Eight-legged invaders taking over homes in September and they’re not spiders

They look like spiders but these British home invaders in September are not actually spiders.

By Alex Evans, Deputy Audience Editor

Female Leiobunum rotundum

They look like spiders but opiliones are not spiders (Image: Getty)

They’re eight-legged invaders making their way into our homes this month - but you might not realise that these are not spiders at all.

Everyone in the UK it seems has got the fear this September as Spider Season begins in earnest, with scurrying invaders rushing across living rooms, lurking in bathtubs and spinning webs across doorways and in corners trying to catch themselves some dinner or find a mate for the winter inside your four walls.

But there’s one invading creature with eight legs popping up in homes that looks like a spider, acts like a spider, but isn’t a spider at all.

Opiliones are a common sight in UK households this month. They are extremely spindly, with long legs and a tiny body, and they scurry around as if they are a spider.

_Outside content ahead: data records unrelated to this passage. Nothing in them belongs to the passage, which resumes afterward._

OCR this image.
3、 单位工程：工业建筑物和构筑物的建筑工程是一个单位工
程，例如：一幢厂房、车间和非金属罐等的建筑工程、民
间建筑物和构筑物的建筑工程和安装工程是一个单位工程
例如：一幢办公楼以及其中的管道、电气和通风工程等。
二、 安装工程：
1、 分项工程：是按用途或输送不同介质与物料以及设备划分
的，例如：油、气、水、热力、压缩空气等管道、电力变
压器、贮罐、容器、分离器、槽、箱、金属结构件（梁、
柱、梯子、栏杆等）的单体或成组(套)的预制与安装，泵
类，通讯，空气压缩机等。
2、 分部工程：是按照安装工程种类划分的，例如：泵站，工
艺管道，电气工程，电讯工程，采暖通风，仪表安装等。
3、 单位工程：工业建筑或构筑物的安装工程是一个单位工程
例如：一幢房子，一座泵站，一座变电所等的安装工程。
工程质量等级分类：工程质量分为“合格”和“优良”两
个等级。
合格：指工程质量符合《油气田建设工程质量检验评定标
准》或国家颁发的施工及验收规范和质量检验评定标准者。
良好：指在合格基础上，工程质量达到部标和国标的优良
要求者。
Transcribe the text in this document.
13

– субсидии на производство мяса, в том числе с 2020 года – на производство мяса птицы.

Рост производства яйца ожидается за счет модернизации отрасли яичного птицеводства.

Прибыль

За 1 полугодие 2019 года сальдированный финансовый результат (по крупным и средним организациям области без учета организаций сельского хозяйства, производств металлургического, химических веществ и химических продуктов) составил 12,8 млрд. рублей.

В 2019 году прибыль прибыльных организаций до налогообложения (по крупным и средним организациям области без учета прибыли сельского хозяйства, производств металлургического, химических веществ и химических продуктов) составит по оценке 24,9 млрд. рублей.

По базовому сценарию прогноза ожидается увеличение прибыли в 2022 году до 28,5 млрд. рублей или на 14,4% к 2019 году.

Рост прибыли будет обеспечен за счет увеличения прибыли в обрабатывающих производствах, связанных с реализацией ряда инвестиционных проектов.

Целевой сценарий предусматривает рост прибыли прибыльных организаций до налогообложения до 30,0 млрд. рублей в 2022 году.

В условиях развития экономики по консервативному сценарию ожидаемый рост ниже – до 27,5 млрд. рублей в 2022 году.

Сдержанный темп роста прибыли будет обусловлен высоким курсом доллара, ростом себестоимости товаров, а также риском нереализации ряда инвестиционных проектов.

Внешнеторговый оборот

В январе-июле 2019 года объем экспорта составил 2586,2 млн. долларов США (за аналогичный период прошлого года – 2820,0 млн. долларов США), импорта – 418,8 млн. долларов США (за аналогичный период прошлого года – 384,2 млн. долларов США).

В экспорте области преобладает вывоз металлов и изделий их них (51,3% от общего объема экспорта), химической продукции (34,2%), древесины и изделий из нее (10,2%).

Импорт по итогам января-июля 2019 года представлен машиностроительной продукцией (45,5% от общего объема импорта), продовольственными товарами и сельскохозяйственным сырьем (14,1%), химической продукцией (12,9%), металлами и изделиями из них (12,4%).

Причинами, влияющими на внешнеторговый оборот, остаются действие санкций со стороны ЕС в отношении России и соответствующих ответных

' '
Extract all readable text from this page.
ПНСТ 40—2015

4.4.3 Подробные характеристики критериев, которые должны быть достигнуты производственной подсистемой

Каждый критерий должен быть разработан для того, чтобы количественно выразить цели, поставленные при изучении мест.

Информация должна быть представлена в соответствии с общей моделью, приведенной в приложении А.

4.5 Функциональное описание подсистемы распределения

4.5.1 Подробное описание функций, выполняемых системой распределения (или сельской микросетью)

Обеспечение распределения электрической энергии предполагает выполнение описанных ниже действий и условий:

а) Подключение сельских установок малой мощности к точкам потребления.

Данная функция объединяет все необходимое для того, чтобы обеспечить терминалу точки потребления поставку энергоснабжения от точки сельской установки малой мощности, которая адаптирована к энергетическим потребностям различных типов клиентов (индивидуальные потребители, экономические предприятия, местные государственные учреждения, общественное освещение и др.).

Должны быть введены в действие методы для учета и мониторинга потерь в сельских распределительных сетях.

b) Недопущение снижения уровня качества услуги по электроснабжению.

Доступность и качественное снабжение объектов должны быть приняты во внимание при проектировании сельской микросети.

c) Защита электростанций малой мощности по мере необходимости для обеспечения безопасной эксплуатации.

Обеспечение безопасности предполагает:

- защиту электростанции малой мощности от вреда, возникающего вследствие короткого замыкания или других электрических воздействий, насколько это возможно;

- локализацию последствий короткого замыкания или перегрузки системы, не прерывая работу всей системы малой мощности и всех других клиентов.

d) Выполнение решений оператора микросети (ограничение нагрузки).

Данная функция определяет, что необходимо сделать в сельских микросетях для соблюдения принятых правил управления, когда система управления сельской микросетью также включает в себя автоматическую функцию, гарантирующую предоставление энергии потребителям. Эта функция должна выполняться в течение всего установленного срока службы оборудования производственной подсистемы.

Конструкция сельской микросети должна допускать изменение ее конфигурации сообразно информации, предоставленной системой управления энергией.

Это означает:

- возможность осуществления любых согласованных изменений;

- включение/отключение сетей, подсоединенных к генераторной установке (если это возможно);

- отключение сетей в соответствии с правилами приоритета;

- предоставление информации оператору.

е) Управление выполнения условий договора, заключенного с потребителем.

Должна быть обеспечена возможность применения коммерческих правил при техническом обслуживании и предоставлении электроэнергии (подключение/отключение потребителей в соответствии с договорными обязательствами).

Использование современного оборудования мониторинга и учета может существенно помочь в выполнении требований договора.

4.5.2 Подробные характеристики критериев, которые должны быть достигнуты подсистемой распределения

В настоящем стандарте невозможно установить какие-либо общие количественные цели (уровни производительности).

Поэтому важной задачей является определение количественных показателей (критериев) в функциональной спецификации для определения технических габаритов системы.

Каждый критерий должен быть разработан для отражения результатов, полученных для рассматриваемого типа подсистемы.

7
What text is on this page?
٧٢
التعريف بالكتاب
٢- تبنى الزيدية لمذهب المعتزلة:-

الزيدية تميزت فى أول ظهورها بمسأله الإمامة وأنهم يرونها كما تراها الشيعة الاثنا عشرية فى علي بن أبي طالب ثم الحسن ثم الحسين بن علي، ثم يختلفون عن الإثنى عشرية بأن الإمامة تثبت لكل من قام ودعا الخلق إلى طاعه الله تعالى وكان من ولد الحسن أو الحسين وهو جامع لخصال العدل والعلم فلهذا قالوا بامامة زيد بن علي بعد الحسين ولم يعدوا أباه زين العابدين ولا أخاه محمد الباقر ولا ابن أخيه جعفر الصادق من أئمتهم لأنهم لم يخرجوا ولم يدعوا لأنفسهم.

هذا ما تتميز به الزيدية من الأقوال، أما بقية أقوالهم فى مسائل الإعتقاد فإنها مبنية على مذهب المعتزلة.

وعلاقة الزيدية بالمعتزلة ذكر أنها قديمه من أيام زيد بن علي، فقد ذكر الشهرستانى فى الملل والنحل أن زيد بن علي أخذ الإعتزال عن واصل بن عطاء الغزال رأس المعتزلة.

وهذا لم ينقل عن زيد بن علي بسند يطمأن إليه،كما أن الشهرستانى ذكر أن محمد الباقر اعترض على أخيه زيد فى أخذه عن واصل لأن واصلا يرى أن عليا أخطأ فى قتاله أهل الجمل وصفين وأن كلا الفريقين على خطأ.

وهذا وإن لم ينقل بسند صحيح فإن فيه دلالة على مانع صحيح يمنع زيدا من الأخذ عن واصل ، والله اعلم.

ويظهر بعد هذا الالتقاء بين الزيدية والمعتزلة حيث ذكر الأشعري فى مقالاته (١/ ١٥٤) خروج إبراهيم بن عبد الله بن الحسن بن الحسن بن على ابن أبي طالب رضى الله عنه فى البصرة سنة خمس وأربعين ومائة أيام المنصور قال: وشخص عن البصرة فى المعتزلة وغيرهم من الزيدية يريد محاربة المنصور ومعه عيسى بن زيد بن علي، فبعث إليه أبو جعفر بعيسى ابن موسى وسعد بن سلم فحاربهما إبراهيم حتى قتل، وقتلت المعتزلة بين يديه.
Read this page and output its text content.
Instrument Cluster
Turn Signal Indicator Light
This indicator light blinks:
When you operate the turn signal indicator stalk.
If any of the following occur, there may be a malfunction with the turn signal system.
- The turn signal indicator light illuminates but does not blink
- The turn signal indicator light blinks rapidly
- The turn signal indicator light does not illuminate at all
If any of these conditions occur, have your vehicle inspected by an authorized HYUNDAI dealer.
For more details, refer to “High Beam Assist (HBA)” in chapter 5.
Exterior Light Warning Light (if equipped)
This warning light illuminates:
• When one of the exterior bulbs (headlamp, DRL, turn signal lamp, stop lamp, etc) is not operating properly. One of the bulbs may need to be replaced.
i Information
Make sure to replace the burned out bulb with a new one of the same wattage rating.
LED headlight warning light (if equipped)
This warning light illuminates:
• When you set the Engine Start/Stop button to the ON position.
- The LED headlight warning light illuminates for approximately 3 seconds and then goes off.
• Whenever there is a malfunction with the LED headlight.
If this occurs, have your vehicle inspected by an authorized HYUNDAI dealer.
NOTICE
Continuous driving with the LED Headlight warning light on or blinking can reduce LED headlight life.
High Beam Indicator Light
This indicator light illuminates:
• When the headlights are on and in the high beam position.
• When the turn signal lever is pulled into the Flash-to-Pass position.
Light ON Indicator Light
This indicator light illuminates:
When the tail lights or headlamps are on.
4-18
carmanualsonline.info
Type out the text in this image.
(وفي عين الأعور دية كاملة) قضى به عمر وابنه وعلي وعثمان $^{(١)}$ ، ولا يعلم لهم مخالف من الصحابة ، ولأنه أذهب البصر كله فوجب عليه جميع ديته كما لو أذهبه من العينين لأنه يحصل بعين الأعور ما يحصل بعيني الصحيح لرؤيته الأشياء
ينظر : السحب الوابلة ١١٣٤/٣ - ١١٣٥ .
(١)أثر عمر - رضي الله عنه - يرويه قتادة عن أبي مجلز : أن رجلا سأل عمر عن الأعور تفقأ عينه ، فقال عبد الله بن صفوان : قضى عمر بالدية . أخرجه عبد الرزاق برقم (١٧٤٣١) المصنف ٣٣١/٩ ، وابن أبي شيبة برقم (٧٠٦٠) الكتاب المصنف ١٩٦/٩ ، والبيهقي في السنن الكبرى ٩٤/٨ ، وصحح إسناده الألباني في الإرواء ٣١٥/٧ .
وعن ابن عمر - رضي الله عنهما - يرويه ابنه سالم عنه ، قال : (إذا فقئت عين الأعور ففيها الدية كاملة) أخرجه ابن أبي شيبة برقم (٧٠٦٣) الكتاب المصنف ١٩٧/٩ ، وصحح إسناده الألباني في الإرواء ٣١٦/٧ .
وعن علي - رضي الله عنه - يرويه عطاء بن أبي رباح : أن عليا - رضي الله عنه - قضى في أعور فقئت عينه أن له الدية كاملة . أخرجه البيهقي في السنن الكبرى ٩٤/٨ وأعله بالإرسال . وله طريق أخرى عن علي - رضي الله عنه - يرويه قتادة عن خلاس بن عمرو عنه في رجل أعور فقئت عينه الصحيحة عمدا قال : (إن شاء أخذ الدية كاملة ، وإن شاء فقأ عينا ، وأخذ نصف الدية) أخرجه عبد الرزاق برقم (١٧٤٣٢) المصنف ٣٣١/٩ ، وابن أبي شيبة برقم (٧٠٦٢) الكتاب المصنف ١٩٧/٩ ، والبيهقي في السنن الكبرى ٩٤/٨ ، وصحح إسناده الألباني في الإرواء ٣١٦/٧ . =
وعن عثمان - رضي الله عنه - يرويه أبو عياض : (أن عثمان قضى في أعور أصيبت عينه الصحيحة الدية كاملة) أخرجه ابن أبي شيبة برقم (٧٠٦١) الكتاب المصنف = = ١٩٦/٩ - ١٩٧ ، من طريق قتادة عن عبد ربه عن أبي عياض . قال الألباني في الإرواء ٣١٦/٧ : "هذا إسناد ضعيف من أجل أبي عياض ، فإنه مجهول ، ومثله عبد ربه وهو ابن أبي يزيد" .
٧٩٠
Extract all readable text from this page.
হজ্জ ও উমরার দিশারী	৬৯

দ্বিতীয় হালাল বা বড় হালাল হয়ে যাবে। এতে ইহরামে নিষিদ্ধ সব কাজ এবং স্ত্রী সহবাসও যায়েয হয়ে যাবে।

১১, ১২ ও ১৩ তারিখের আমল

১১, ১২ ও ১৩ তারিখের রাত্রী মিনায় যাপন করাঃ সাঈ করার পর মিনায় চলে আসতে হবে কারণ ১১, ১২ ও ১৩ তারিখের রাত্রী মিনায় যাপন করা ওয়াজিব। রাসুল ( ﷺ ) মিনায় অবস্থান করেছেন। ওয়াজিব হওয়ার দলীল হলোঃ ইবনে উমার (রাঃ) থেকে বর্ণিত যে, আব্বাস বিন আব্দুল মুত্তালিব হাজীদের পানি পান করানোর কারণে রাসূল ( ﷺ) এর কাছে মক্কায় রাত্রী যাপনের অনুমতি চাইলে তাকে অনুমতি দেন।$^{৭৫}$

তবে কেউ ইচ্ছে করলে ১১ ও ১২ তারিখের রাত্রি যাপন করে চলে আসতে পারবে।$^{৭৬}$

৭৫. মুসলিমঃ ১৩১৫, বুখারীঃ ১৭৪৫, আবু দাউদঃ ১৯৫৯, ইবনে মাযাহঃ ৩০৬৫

While they are an arachnid, they aren’t a spider, and they can’t even spin webs and they don’t have eight eyes - just two.

You will often find them in damper and cooler places like sheds, garages, cellars, porches, attics, and the like, because they are just as happy living outside as they are inside.

If you find an opilione, you should leave it alone. This is because they eat small insects as well as mould plants like fungi, as well as dead insects, bird poo and other nasty waste products that you don’t really want lying around.

Therefore, opiliones actually play a really important role as unpaid ‘cleaners’ tidying up after you and the insects you might have in your house without even the inconvenience or mess of a spider web to worry about (or walk into).

They are also harmless, do not bite and have no venom.

Confusingly, Americans call opiliones ‘daddy longlegs’ whereas Britons are more likely to call crane flies ‘daddy long legs’.

Bugwood wiki says: “Opiliones are considered beneficial insects because they feed upon multiple pests. Contrary to popular beliefs, they are not the most venomous spider on the planet: they are not venomous, and they are not spiders.”